Energía limpia, ¡Carajo!

El otro dato

Juan Chávez _________________

Ya el Poder Judicial, con dos suspensiones que concedió a particulares productores de energía limpia, apunta  a que el uso de renovables seguirá caminando en México, aunque López Obrador amenace acudir a los tribunales para imponer las medidas  que dictó contra la producción limpia de electricidad.

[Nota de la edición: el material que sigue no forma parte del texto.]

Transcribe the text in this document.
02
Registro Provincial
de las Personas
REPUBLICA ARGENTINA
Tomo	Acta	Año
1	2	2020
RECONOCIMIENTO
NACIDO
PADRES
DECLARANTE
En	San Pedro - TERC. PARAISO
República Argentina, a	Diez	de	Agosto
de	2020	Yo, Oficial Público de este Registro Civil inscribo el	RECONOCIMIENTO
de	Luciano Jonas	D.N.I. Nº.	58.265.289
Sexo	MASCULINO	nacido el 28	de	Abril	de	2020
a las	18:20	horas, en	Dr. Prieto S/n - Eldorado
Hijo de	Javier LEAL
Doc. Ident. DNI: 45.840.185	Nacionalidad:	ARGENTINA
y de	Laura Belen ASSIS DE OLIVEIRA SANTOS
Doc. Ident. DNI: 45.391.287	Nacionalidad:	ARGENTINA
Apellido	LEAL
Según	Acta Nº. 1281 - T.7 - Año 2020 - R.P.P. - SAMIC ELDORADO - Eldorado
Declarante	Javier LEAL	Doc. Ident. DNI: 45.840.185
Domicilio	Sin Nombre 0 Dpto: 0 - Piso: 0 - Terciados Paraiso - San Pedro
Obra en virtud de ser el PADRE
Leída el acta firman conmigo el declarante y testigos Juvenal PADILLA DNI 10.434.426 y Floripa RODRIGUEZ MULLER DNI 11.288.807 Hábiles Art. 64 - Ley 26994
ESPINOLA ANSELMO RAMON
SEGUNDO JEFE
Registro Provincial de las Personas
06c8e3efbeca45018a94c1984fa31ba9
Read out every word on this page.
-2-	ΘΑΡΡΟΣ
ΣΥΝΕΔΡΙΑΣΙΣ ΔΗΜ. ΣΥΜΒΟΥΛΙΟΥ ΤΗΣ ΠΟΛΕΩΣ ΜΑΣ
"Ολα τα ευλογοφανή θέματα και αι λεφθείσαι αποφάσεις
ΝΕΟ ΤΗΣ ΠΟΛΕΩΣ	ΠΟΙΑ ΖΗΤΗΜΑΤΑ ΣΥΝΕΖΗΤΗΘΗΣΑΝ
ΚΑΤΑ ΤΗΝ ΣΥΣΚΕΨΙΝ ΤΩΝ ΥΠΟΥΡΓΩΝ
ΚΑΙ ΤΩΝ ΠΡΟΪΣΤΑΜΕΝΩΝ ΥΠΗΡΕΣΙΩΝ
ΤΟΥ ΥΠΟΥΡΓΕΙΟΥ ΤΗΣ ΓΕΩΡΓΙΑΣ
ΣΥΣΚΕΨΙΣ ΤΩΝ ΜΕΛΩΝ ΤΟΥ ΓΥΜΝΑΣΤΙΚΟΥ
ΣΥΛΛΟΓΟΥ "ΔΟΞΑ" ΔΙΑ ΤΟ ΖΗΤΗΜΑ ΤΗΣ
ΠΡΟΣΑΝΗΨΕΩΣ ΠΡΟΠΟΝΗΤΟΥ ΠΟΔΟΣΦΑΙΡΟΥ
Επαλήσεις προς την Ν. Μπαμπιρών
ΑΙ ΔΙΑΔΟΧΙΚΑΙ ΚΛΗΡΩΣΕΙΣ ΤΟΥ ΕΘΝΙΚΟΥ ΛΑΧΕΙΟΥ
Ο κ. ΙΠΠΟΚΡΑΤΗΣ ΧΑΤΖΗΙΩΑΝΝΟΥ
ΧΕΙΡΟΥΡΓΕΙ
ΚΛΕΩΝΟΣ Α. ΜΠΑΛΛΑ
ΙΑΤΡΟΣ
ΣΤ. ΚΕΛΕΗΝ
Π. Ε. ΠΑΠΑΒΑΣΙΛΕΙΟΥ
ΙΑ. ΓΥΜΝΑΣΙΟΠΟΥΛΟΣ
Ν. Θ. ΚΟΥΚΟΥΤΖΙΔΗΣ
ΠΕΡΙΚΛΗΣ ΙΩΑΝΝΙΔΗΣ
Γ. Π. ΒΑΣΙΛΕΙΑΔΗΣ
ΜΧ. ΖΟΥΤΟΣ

Por los dos actos de la justicia federal  23 parques seguirán produciendo 3,000 megawatts limpios.

Ni al sol ni a los vientos se paga derecho de uso al astro rey y al sistema eolítico por lo que, además de no contaminar, la energía limpia resulta más barata y no quema los recursos fósiles como lo hace más del 84% de la que produce la Comisión Federal de Electricidad quemando diésel, carbón y gas natural  que es de importación, por cierto, y vendiendo el fluido a los consumidores a precios  altos.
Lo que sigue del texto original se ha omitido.